John F is a Californian archaeologist. George M is an Australian architect based in London. I have no idea what the nature of their personal relationship is, though there could be more to it than meets the eye. They have collaborated on a number of ventures and have around thirty books to their credit on Amazon, including several on South India. They spend a quarter of the year in John F’s Manhattan apartment. The next quarter is spent at George M’s flat (there are no apartments in London!) which opens right on to the Opera House in Covent Garden. The third quarter is spent at a house in Goa coupled with visits to various sites in India. The remaining time is spent taking tourists through Central Asia and India or on special assignments. The special assignment which brought them (in transit) to Pakistan was a trip to document whatever Islamic architecture there is in Urumqi and Kashgar in Xingiang Province. Yes, South China Airlines has a rickety service which connects scintillating Islamabad to humming Urumqi.

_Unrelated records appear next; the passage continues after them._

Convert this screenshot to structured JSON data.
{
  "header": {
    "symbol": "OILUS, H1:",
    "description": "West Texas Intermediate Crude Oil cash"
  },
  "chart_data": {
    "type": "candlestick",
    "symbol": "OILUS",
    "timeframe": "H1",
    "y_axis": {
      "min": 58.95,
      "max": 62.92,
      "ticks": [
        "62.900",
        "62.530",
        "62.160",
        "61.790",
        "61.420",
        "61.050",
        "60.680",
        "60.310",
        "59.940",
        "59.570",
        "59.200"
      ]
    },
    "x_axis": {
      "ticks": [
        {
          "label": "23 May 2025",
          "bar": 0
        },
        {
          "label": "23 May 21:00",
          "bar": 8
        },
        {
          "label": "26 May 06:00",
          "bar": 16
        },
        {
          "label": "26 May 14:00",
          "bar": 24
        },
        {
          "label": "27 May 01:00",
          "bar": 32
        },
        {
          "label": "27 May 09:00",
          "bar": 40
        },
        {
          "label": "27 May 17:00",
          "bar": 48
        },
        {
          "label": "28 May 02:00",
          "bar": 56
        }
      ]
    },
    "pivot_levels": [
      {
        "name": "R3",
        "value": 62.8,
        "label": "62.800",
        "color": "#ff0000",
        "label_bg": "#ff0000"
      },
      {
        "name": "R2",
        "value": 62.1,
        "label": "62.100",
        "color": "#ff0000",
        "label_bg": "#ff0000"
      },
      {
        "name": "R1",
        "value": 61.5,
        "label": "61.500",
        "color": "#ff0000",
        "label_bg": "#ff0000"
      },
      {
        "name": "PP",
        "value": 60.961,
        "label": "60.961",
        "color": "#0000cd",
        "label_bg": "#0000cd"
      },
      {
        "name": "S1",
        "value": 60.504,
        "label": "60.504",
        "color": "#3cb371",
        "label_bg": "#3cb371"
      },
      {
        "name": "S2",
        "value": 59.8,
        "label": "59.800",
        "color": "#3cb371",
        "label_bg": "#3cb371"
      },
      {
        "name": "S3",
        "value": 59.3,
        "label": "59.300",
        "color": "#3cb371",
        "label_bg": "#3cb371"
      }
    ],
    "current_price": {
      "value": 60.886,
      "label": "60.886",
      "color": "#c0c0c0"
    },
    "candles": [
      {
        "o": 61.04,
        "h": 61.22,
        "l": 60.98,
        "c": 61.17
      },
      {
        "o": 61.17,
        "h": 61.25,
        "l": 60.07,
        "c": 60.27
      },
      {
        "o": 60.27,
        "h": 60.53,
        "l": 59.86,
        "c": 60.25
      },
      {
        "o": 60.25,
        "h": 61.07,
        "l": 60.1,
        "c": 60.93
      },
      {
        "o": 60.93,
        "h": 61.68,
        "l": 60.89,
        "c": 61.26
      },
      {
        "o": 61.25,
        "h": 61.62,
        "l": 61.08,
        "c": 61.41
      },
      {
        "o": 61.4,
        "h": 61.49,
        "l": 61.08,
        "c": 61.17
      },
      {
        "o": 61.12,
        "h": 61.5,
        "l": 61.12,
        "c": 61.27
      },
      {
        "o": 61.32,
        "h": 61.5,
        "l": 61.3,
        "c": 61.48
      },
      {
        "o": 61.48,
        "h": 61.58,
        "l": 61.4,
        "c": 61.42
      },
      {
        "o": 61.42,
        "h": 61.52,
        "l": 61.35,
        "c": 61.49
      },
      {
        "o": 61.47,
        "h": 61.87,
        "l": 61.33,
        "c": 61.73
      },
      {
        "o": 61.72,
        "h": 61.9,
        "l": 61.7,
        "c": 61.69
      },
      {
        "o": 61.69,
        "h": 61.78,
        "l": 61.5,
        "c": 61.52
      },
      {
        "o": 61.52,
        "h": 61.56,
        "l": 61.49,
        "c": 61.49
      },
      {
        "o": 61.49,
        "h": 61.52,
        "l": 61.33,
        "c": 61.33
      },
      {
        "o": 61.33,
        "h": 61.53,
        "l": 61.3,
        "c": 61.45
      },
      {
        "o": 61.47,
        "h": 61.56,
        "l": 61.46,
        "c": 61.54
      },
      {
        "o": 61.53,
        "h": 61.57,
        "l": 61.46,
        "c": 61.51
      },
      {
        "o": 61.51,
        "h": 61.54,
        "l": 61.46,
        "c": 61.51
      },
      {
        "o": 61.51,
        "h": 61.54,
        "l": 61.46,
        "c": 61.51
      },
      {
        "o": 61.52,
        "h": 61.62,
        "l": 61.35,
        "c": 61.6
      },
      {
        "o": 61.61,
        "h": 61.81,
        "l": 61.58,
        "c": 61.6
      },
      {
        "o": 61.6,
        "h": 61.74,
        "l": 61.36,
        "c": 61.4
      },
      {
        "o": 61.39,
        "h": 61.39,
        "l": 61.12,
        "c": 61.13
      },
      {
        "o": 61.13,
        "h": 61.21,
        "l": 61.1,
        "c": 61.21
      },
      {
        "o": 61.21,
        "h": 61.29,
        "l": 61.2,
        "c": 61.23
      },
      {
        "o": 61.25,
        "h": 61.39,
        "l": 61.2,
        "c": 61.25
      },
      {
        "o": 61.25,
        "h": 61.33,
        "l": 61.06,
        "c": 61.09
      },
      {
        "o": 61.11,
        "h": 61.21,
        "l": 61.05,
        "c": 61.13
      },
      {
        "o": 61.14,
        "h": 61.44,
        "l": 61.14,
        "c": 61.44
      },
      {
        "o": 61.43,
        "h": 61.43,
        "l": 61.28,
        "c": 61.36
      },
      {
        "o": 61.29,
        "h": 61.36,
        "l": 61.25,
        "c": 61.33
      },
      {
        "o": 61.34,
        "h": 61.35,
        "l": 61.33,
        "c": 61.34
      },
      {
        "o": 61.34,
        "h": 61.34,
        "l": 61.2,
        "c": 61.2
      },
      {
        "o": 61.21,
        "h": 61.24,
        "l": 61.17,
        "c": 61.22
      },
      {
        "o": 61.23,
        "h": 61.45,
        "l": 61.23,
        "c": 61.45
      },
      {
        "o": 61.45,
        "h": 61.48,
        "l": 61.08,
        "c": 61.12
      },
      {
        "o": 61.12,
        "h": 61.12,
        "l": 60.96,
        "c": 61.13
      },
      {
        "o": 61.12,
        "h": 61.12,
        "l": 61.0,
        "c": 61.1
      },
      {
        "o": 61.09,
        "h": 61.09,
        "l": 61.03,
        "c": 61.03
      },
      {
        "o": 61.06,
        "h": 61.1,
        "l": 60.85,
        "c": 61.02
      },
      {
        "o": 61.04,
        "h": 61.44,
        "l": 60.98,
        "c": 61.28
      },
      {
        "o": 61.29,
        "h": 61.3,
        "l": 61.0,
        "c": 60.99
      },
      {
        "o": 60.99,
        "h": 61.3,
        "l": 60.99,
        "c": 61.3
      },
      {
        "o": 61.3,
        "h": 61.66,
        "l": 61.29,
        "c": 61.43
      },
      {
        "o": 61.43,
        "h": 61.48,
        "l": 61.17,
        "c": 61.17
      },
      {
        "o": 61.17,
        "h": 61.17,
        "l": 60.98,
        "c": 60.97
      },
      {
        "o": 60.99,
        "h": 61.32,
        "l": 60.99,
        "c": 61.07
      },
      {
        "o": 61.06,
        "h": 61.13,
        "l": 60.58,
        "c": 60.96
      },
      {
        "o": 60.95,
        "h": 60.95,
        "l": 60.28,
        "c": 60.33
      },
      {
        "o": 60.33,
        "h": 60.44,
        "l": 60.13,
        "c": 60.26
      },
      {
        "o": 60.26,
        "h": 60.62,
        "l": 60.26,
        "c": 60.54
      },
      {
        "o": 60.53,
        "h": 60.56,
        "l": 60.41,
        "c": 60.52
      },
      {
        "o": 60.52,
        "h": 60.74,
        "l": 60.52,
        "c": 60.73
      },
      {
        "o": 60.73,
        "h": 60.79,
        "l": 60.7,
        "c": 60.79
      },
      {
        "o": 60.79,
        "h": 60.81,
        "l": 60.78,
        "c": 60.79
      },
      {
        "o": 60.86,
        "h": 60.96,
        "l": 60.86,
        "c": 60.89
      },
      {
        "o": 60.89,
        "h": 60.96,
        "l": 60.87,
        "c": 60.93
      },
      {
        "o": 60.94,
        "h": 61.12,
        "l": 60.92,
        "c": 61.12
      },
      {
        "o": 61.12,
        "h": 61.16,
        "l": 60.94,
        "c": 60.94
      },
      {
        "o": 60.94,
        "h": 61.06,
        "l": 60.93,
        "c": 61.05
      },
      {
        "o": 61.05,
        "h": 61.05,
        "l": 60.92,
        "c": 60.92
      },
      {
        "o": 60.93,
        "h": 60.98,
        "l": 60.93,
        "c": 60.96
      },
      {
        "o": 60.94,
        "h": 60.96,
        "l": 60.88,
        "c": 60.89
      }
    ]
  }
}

All of this brings me to the very static nature of my life right now. I have been unable to get to Karachi for the last six weeks, while there are people gliding through continents with the frequency of my trips to the local supermarket. Part of the problem is the Little Green Book which nobody wants to affix a visa onto.(Who cares how many columns my passport has, when nobody is interested in reading it ?) My Brit Visa took around two months to acquire. My Schengen is coming via a recommendation from Europe. I refuse to risk a random application. What is the world coming to? Pakistan is a notoriously difficult country to leave. And other countries are now becoming notoriously difficult to enter. An old school friend lives in London and is determined to see as many countries of the world as possible. She has visited 47 (or was that 57?) already and called from Gabon last week. She has a Little Blue Book, however, which makes these random fantasies materialize. My wanderlust will have to take a back seat for a while.
Despite all this moaning I am still on track to leave for London and Paris in the near future. Will I make it? Watch this space.
2 Comments:
that little green book is such a pain in the ass!! last time i went to get a visa (i was brave/foolish, i went to the american embassy), i was "interviewed" for 30 seconds, looked at as a potential terrorist/immigrant and dismissed politely with a 'you haven't traveled to america BEFORE, so you can not enter. on top of that, you're too young and too fucking single".
it was the most annoying thing on earth - i had spent a week collecting all the documents to support my case (they did not even glance at it), paid a hundred dollars, and waited for 6 hours to be told to fuck off!
i haven't tried since, but i'm considering going to London, and then Amsterdam (as one MUST be allowed to smoke up legally, at least once in their lives and explore all their weird festishes) this summer. Hopefully, those embassies will be more considerate and the wretched green book won't ruin everything again!
Yes, Sarah. What we've both left unspoken is the sheer affront to human dignity, the ghastly humility of having to cue like worker ants justifying (to bourgeois bureaucrats) the fact that we want to smoke (legally), we want to dance, we want to listen to live jazz, we want to go for a walk in the bois (!), we want coffee eclairs, we want to browse at Virgin, and we PROMISE to return.